Let's load a batch of records! The `.load` method is an iterator that just returns all records in a split.

In [None]:
for records in dataset.load(constructor=constructor, sampler=sampler):
    break

record = records[0]

The display method in `.utils` just renders examples as html with their activating tokens highlighted.

In [None]:
from sae_auto_interp.utils import display

print(record.feature)
display(record, model.tokenizer, n=5)

# 3️⃣ - Explaining Activations

We define several clients for querying completion APIs such as vLLM and OpenRouter. For this example, we'll just use the OpenRouter client with `gpt-4o-mini`.

In [None]:
from sae_auto_interp.clients import VLLM

client = VLLM('TheBloke/Mistral-7B-Instruct-v0.2-GPTQ')


Just load an explainer and pass the client, a tokenizer, and generation configs as optional keyword arguments. The explainer outputs an `ExplainerResult` tuple.

In [None]:
from sae_auto_interp.explainers import SimpleExplainer

explainer = SimpleExplainer(
    client,
    model.tokenizer,
    max_new_tokens=50,
    temperature=0.0
)

explainer_result = await explainer(record)

print(explainer_result.explanation)

# 4️⃣ - Explaining Activations

Similarly, we can score explanations by loading a scorer and passing an feature record. The record should be updated to contain the `.explanation` attribute. 

In this example, we use the `RecallScorer` which requires random, non-activating examples to measure precision. For simplicity, we didn't sample those earlier so we'll just set those to train examples.

In [None]:
from sae_auto_interp.scorers import RecallScorer

scorer = RecallScorer(
    client,
    model.tokenizer,
    max_tokens=25,
    temperature=0.0,
    batch_size=10,
)

record.explanation = explainer_result.explanation
record.random_examples = record.train

score = await scorer(record)

Awesome! We got a score.

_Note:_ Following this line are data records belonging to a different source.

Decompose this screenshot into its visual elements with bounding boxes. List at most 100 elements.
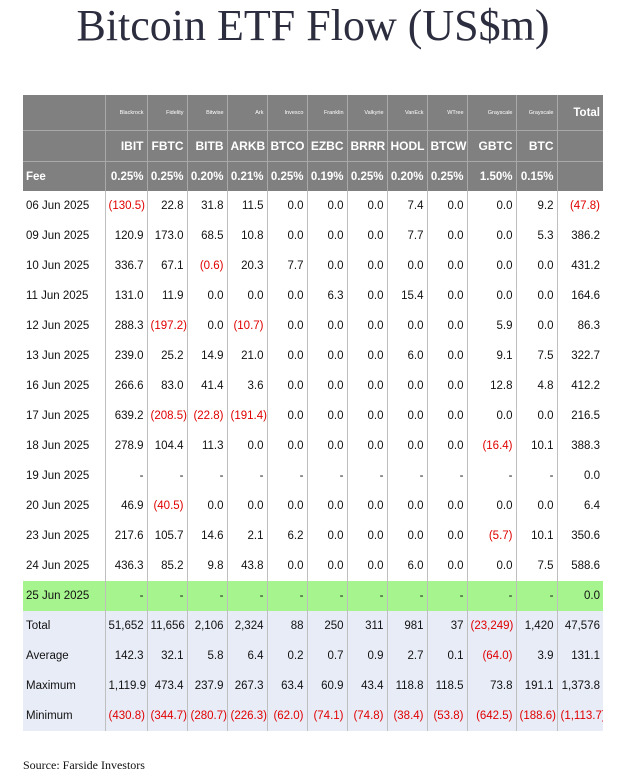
flow-cell: 0.0: [186, 281, 227, 311]
flow-cell: 0.0: [386, 401, 427, 431]
flow-cell: 9.2: [515, 191, 557, 221]
etf-flow-table: Blackrock Fidelity Bitwise Ark Invesco Frankl…: [23, 95, 603, 731]
flow-cell: 0.0: [266, 431, 307, 461]
flow-cell: 67.1: [146, 251, 187, 281]
stat-cell: 0.1: [426, 641, 467, 671]
flow-cell: (197.2): [146, 311, 187, 341]
flow-cell: 6.2: [266, 521, 307, 551]
flow-cell: 12.8: [466, 371, 516, 401]
flow-cell: 7.7: [266, 251, 307, 281]
stat-cell: 5.8: [186, 641, 227, 671]
table-row: 13 Jun 2025 239.0 25.2 14.9 21.0 0.0 0.0 0.0 6.0…: [23, 341, 603, 371]
flow-cell: 10.1: [515, 431, 557, 461]
flow-cell: -: [146, 461, 187, 491]
date-cell: 10 Jun 2025: [23, 251, 105, 281]
stat-cell: 88: [266, 611, 307, 641]
flow-cell: 0.0: [346, 551, 387, 581]
stat-cell: 142.3: [104, 641, 147, 671]
flow-cell: 0.0: [515, 311, 557, 341]
fee-cell: 0.25%: [266, 161, 307, 191]
stat-cell: 2,324: [226, 611, 267, 641]
ticker-cell: IBIT: [104, 130, 147, 162]
fee-cell: 0.20%: [186, 161, 227, 191]
issuer-cell: Bitwise: [186, 95, 227, 131]
issuer-cell: Ark: [226, 95, 267, 131]
table-row: 23 Jun 2025 217.6 105.7 14.6 2.1 6.2 0.0 0.0 0.0…: [23, 521, 603, 551]
flow-cell: -: [104, 461, 147, 491]
issuer-cell: Grayscale: [515, 95, 557, 131]
stat-cell: 1,420: [515, 611, 557, 641]
stat-cell: 473.4: [146, 671, 187, 701]
table-body: 06 Jun 2025 (130.5) 22.8 31.8 11.5 0.0 0.0 0.0 7…: [23, 191, 603, 731]
flow-cell: -: [306, 461, 347, 491]
issuer-cell: Invesco: [266, 95, 307, 131]
table-row: 19 Jun 2025- - - - - - - - - - -0.0: [23, 461, 603, 491]
flow-cell: 266.6: [104, 371, 147, 401]
flow-cell: 0.0: [346, 311, 387, 341]
stat-cell: (1,113.7): [556, 701, 603, 731]
flow-cell: 0.0: [466, 251, 516, 281]
table-row: 18 Jun 2025 278.9 104.4 11.3 0.0 0.0 0.0 0.0 0.0…: [23, 431, 603, 461]
flow-cell: 0.0: [346, 401, 387, 431]
flow-cell: 0.0: [346, 491, 387, 521]
stats-row: Total 51,652 11,656 2,106 2,324 88 250 311 981 37…: [23, 611, 603, 641]
flow-cell: 0.0: [306, 341, 347, 371]
stat-cell: 51,652: [104, 611, 147, 641]
row-total-cell: 6.4: [556, 491, 603, 521]
fee-cell: 0.25%: [146, 161, 187, 191]
flow-cell: 0.0: [266, 551, 307, 581]
flow-cell: -: [266, 461, 307, 491]
fee-cell: 0.21%: [226, 161, 267, 191]
flow-cell: 5.9: [466, 311, 516, 341]
stat-label: Minimum: [23, 701, 105, 731]
ticker-cell: HODL: [386, 130, 427, 162]
flow-cell: 0.0: [426, 551, 467, 581]
flow-cell: 0.0: [426, 491, 467, 521]
table-row: 25 Jun 2025- - - - - - - - - - -0.0: [23, 581, 603, 611]
table-row: 16 Jun 2025 266.6 83.0 41.4 3.6 0.0 0.0 0.0 0.0 0…: [23, 371, 603, 401]
row-total-cell: 322.7: [556, 341, 603, 371]
flow-cell: 0.0: [515, 401, 557, 431]
row-total-cell: 431.2: [556, 251, 603, 281]
stat-cell: 73.8: [466, 671, 516, 701]
flow-cell: 7.5: [515, 341, 557, 371]
table-row: 11 Jun 2025 131.0 11.9 0.0 0.0 0.0 6.3 0.0 15.4 0…: [23, 281, 603, 311]
flow-cell: -: [346, 461, 387, 491]
stat-cell: 47,576: [556, 611, 603, 641]
flow-cell: -: [386, 581, 427, 611]
flow-cell: 0.0: [426, 311, 467, 341]
flow-cell: -: [515, 581, 557, 611]
flow-cell: 0.0: [346, 221, 387, 251]
stat-label: Total: [23, 611, 105, 641]
flow-cell: 0.0: [386, 311, 427, 341]
flow-cell: 288.3: [104, 311, 147, 341]
flow-cell: 0.0: [346, 521, 387, 551]
row-total-cell: 0.0: [556, 581, 603, 611]
stats-row: Average 142.3 32.1 5.8 6.4 0.2 0.7 0.9 2.7 0.1 (64…: [23, 641, 603, 671]
stat-cell: (188.6): [515, 701, 557, 731]
flow-cell: -: [226, 581, 267, 611]
ticker-cell: BRRR: [346, 130, 387, 162]
stat-cell: 6.4: [226, 641, 267, 671]
stat-cell: (62.0): [266, 701, 307, 731]
date-cell: 23 Jun 2025: [23, 521, 105, 551]
stat-cell: 63.4: [266, 671, 307, 701]
flow-cell: 0.0: [306, 371, 347, 401]
stats-row: Maximum 1,119.9 473.4 237.9 267.3 63.4 60.9 43.…: [23, 671, 603, 701]
table-row: 10 Jun 2025 336.7 67.1 (0.6) 20.3 7.7 0.0 0.0 0.…: [23, 251, 603, 281]
flow-cell: 10.8: [226, 221, 267, 251]
stat-cell: 37: [426, 611, 467, 641]
stat-cell: (226.3): [226, 701, 267, 731]
flow-cell: 0.0: [226, 281, 267, 311]
flow-cell: 104.4: [146, 431, 187, 461]
flow-cell: 6.0: [386, 341, 427, 371]
flow-cell: (191.4): [226, 401, 267, 431]
table-row: 20 Jun 2025 46.9 (40.5) 0.0 0.0 0.0 0.0 0.0 0.0 0…: [23, 491, 603, 521]
flow-cell: 11.5: [226, 191, 267, 221]
flow-cell: 131.0: [104, 281, 147, 311]
flow-cell: 11.3: [186, 431, 227, 461]
flow-cell: (130.5): [104, 191, 147, 221]
table-row: 06 Jun 2025 (130.5) 22.8 31.8 11.5 0.0 0.0 0.0 7…: [23, 191, 603, 221]
flow-cell: 14.9: [186, 341, 227, 371]
flow-cell: 0.0: [226, 431, 267, 461]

The `.score` attribute contains a list of `ClassifierOutput`s. For each `ClassifierOutput`, we have the following attributes:

- `distance` : The quantile of the sample.
- `ground_truth` : Whether the sample actually activated or not.
- `prediction` : The model's prediction for whether the example activated. 
- `highlighted` : Whether the example was "highlighted" or not. Only True for the `FuzzScorer`.